Rankin shares a powerful story with her audience. An OBGYN who became so disgruntled with the patriarchal led medical care for women that she left her practice in 2007, she was frustrated with seeing patients who showed obvious symptoms of not being well, but whom she could not diagnose with a tangible illness, or treat.  What she later realized was happening with her patients was that their bodies were physically manifesting a host of issues occurring in their minds, and these manifestations had become an epidemic.  One that Rankin herself could not escape:

“By the time I was thirty-three years old I was your typical physician… I had all the trappings of success, I thought—the ocean front house in San Diego, the vacation home, the boat, the big fat retirement account, so I could be happy one day in the future.  I was twice divorced by that point.  I had been diagnosed with high blood pressure.  I was taking three medications that failed to control my blood pressure and I had just been diagnosed with precancerous cells of my cervix that needed surgery.”

More importantly, says Rankin, she was completely disconnected from who she was and what she wanted in life.  “I had covered myself up in a whole series of masks”, she explained.  Her life, without the fancy medical degree and ocean view, sounds a lot like my own life after my second divorce and I’m that banking the lives of many of you reading today aren’t so different.

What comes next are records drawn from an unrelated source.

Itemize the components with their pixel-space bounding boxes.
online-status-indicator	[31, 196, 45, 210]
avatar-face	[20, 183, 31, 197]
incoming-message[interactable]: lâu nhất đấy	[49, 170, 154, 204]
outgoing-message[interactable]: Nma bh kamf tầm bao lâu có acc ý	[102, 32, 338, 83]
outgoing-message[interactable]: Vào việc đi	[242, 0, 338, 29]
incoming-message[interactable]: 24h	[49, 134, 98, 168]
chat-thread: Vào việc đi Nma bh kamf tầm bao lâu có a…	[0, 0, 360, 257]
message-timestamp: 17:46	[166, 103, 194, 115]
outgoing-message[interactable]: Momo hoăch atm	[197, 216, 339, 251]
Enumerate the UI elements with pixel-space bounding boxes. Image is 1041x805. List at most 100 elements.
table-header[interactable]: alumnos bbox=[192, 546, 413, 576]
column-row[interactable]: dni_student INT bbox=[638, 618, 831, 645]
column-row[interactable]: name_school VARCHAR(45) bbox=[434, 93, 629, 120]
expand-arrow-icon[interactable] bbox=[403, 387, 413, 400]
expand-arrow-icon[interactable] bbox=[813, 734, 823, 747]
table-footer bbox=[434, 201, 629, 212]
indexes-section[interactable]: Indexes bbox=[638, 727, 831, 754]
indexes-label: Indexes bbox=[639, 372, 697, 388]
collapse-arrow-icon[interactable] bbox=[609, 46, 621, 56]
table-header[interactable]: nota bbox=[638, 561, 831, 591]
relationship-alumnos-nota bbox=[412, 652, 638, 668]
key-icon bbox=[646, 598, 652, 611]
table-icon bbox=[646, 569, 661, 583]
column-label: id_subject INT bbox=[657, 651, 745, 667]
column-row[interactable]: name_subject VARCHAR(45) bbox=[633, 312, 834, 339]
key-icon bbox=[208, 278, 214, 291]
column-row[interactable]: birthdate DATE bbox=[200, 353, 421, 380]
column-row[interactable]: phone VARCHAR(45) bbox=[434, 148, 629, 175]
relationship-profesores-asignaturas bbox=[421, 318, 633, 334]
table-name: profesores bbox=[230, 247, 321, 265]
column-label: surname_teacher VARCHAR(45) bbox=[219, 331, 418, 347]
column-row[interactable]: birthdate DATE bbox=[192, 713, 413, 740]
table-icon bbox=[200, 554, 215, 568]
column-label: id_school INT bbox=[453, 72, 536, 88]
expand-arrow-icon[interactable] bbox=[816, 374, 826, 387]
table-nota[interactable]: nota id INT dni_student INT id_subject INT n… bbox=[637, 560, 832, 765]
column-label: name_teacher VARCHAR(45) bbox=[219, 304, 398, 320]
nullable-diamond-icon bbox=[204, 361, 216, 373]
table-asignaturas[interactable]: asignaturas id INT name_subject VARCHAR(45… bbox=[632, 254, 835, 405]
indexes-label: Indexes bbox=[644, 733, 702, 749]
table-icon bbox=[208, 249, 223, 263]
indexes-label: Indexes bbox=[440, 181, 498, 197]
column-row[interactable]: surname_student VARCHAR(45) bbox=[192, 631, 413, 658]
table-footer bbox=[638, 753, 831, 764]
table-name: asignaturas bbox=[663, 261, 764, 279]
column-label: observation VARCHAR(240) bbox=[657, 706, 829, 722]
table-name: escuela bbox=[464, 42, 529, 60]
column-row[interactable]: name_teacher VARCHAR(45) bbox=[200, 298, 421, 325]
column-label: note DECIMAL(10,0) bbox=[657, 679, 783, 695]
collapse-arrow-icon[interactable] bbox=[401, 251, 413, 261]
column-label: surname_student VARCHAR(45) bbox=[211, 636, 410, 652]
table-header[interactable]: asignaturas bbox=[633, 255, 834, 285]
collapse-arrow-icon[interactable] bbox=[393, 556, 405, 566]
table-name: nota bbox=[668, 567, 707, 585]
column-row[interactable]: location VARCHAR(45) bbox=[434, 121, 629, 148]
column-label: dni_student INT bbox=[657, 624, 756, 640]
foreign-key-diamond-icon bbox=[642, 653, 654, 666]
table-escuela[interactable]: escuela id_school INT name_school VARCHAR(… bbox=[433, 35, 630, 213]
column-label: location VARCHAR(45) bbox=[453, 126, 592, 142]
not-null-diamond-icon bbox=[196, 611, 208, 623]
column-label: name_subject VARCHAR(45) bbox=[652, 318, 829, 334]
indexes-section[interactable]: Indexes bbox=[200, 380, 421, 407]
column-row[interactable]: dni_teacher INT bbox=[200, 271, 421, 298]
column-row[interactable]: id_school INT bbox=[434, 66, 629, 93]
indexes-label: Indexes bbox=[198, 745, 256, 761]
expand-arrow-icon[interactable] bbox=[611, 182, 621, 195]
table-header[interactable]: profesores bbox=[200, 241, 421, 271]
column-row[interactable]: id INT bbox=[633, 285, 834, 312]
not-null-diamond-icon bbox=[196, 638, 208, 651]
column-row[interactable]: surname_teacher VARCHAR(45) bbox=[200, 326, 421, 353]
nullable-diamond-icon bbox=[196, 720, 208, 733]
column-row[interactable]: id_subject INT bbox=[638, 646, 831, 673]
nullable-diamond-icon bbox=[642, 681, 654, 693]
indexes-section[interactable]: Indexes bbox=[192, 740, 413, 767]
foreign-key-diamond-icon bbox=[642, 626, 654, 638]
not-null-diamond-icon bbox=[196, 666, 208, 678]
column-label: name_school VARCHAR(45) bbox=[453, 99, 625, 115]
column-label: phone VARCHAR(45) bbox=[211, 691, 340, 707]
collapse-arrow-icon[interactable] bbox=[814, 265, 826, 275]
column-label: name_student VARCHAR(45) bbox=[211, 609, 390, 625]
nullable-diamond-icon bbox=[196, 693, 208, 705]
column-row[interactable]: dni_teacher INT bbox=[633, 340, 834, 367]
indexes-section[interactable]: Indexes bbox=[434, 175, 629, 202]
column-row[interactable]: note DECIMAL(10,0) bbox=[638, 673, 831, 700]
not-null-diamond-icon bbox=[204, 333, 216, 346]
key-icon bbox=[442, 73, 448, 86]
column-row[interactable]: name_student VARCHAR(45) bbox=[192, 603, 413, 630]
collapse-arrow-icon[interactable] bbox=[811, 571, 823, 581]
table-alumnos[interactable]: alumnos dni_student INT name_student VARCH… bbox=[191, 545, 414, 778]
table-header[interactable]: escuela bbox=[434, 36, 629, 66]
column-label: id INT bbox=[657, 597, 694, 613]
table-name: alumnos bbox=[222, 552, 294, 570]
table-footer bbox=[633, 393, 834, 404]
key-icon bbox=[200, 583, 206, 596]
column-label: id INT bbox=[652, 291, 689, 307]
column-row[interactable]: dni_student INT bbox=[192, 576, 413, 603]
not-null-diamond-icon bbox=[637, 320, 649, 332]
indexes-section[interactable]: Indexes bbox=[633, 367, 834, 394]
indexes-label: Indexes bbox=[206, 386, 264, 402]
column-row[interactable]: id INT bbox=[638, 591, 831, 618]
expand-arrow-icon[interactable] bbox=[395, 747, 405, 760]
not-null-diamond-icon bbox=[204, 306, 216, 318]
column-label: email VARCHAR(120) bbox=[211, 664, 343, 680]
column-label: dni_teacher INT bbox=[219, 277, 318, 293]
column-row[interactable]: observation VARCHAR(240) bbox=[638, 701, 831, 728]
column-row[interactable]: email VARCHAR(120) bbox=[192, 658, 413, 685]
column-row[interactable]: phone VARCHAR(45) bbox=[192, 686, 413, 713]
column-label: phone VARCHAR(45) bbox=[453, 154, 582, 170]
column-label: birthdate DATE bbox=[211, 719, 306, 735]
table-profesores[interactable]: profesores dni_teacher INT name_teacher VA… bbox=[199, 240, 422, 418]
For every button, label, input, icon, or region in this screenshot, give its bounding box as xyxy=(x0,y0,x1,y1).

When we are unhappy—in failing relationships and hostile work environments, when we are spiritually disconnected—our bodies gently whisper to us that something is wrong.  Of course, we often ignore those whispers.  We pop a few pills to soothe our headaches, we have prescriptions that momentarily take away our restlessness, there are medications that treat our attention deficit disorders and our episodes of hopelessness, but we do little to repair or rid ourselves of the issues that cause these physical illnesses.

It’s understood that a good diet and exercise regimen can relieve stress and boost endorphins, which make us happier and healthier, but Rankin believes that we also have to work harder at alleviating those stressors that bring us back towards unhappiness.  In this 2011 article, Marc B. Levin offers insight on the theory of monoism, which states that the needs and functions of our mind and body are “not as distinct entities but as one interrelated system.”  Thus, your body is impacted by the state of your mental and emotional wellbeing and vice versa. “The mind produces changes in the body, and the body produces changes in the mind.”

And if this is all true, we must do more to align our lives with not only what we feel our true purposes are, but what really, genuinely, brings us joy.  It isn’t enough just to add quinoa salads to our diets; we must also remove those people from our lives who always seem to bring drama.  As we remember to take the stairs at work, we must finish those creative projects that may one day amass into that novel we’ve wanted to write since we were nineteen years old, or the photo exhibition that we silently wish would happen instead of the promotion we just earned.  Mostly, we have to be serious about taking as good of care of our minds as we have promised to take care of our bodies.

After all, one can’t possibly do or be well without the other.